Çağrı yapılan kadın, doğum için hastanede bulunduğu sırada ihtar kararı usulüne uygun şekilde tebliğ edilmiş ve davalı ihtar süresinde hastaneden taburcu olmuşsa, haklı bir neden olmaksızın iki aylık sürede ortak konuta dönmemişse terk nedeniyle boşanma davasının şartları oluşmuş sayılacaktır.

Terk nedeniyle açılan boşanma davalarında yargılama usulü

İspat yükü, duruma göre farklılık göstermektedir. Şöyle ki;

Davete uymamanın, haklı sebeplere dayanması şart olduğundan, bunu da ispat yükü davalıya aittir. Terke dayalı boşanma davasında, davalının, davayı kabul beyanı sonuç doğurmaz. Davalının ortak yaşamdan ayrılmadaki haklılığı, bu davalarda belirleyici değildir.

Terk nedeni ile açılan boşanma davasında davalının terkte haklılığını değil, eve dönmemekte haklı olduğunu kanıtlaması gerekir.

İhtardan uzun süre önceki olaylar, davacının, davalıyı bizzat alıp eve getirmemesi gibi durumlar, davalı açısından eve dönmemekte bir haklılık oluşturmaz.

Terk nedeniyle açılan boşanma davalarında, anlaşmalı boşanma mümkün değildir. Şöyle ki;

Türk Medeni Kanunun 166/3. maddesi ancak Medeni Kanununun 166. maddesine dayalı davalarda gerçekleşebilir.

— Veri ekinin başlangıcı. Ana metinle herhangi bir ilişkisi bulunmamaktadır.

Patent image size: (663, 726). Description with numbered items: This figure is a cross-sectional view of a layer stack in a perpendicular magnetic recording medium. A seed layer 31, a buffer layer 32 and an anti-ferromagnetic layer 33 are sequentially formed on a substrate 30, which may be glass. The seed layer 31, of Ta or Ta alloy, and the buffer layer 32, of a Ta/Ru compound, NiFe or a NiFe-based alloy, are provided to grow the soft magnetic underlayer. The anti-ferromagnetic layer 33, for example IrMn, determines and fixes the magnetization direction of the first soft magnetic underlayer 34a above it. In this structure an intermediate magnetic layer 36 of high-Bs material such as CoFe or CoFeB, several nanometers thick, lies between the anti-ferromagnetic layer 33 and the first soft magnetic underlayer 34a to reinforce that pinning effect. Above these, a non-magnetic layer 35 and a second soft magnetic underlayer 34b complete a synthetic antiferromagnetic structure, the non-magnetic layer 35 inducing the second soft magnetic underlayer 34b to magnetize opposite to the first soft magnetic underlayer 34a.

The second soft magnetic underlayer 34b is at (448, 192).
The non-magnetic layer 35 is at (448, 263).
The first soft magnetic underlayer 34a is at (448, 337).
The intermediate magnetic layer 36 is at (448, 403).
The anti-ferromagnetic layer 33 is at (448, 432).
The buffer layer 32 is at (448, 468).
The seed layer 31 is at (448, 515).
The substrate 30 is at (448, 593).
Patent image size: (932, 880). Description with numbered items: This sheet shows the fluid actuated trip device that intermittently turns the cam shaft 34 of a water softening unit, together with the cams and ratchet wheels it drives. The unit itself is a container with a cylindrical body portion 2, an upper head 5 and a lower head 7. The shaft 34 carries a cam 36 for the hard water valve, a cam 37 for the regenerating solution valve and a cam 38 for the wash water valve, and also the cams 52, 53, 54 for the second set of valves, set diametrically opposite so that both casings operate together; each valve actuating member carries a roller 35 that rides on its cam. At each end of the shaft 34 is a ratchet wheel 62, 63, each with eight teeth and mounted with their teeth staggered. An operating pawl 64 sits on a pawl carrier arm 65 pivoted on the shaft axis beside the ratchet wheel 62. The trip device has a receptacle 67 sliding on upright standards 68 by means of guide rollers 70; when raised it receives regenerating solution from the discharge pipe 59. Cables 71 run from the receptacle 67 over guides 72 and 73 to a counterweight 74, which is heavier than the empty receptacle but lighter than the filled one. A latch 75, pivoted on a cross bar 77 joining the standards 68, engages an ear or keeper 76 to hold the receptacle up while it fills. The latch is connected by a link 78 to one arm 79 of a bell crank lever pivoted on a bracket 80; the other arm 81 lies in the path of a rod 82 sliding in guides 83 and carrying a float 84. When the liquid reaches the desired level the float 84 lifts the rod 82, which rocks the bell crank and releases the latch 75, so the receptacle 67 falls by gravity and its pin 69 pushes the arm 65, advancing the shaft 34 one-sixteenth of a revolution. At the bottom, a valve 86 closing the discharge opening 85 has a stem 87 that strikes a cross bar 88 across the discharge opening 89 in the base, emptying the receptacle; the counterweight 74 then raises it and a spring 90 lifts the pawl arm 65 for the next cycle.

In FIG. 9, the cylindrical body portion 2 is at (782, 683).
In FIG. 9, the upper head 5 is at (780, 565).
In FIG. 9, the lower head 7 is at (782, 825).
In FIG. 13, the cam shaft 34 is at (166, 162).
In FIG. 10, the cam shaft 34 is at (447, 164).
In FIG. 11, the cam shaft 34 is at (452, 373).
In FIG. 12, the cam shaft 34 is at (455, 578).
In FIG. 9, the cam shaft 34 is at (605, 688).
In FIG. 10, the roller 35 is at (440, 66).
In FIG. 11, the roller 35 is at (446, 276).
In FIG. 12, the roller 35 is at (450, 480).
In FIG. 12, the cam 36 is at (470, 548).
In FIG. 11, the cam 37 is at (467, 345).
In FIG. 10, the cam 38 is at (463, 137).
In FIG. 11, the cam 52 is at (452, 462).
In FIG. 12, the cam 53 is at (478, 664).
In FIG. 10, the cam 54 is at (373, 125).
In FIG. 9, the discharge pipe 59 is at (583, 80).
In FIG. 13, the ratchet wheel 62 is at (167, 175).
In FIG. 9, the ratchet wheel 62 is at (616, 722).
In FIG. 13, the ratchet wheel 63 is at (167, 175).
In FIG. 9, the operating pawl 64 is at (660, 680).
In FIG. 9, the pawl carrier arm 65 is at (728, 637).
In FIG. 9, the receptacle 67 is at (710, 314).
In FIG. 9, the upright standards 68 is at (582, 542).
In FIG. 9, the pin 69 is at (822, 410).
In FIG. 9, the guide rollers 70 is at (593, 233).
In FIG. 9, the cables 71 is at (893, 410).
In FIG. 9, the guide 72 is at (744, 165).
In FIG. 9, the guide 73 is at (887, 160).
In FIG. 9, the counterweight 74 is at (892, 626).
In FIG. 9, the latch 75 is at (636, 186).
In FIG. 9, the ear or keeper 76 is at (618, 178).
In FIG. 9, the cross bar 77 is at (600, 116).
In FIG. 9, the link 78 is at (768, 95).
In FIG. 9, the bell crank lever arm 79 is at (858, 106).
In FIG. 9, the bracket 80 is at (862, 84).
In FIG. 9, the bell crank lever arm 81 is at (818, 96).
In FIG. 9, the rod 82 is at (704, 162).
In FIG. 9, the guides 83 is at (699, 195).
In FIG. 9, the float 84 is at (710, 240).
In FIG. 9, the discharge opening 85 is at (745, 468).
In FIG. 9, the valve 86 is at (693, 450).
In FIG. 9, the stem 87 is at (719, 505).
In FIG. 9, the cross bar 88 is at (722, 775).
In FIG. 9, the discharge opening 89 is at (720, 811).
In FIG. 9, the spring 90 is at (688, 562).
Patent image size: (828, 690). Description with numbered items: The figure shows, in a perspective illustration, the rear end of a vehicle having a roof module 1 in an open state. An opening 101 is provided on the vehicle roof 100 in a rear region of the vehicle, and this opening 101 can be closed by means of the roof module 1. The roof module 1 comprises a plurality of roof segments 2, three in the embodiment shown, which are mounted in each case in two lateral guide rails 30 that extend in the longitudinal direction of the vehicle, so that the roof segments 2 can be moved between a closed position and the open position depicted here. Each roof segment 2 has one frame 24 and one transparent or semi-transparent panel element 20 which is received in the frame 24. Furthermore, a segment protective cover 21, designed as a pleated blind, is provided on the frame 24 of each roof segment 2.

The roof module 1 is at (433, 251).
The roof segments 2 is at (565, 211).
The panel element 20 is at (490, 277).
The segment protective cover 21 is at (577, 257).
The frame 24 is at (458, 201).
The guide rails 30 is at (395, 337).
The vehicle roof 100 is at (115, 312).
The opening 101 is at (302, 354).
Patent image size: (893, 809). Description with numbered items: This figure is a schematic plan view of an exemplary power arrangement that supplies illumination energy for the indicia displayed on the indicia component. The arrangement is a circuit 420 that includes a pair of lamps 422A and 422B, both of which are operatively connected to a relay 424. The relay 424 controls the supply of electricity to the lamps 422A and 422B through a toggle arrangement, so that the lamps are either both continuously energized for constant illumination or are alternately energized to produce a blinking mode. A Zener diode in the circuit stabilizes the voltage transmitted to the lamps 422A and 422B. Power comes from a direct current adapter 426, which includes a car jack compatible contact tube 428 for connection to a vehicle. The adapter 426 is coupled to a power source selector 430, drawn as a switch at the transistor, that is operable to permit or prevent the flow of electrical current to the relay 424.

Eğer 166. Madde uyarınca açılmış bir boşanma davası yok ise, 164. Maddeye göre terk nedeniyle açılan boşanma davasında, davalının kabulü, sonuç doğurmayacağından, mahkemece boşanmaya karar verilemeyecektir.

Terk sebebiyle boşanma davasında, kural olarak başka bir sebeple boşanma kararı da verilemez.

Taraflar, boşanma davasını kabul ile sonuçlandırmak istiyorlarsa, davanın ıslah edilmesi veya şiddetli geçimsizlik sebebine dayalı ayrı bir boşanma davasının açılması gerekecektir. Islah yapılması durumunda, bu kez, terk nedeniyle boşanmaya karar verilemeyecektir.

Terk hukuki nedenine dayalı boşanma istemli davalarda, mahkeme, geçimsizliğin kanıtlanamadığı gerekçesiyle davanın reddine karar veremez.

Yargıtay’a göre, terk sebebiyle boşanma ( TMK. m. 164) davası, evlilik birliğinin temelinden sarsılması sebebiyle boşanma (TMK. m. 166 f. lll) davası ile birlikte açılmışsa, ihtarın samimi olduğundan bahsedilemeyeceğinden, terk nedeniyle açılan dava reddedilmelidir.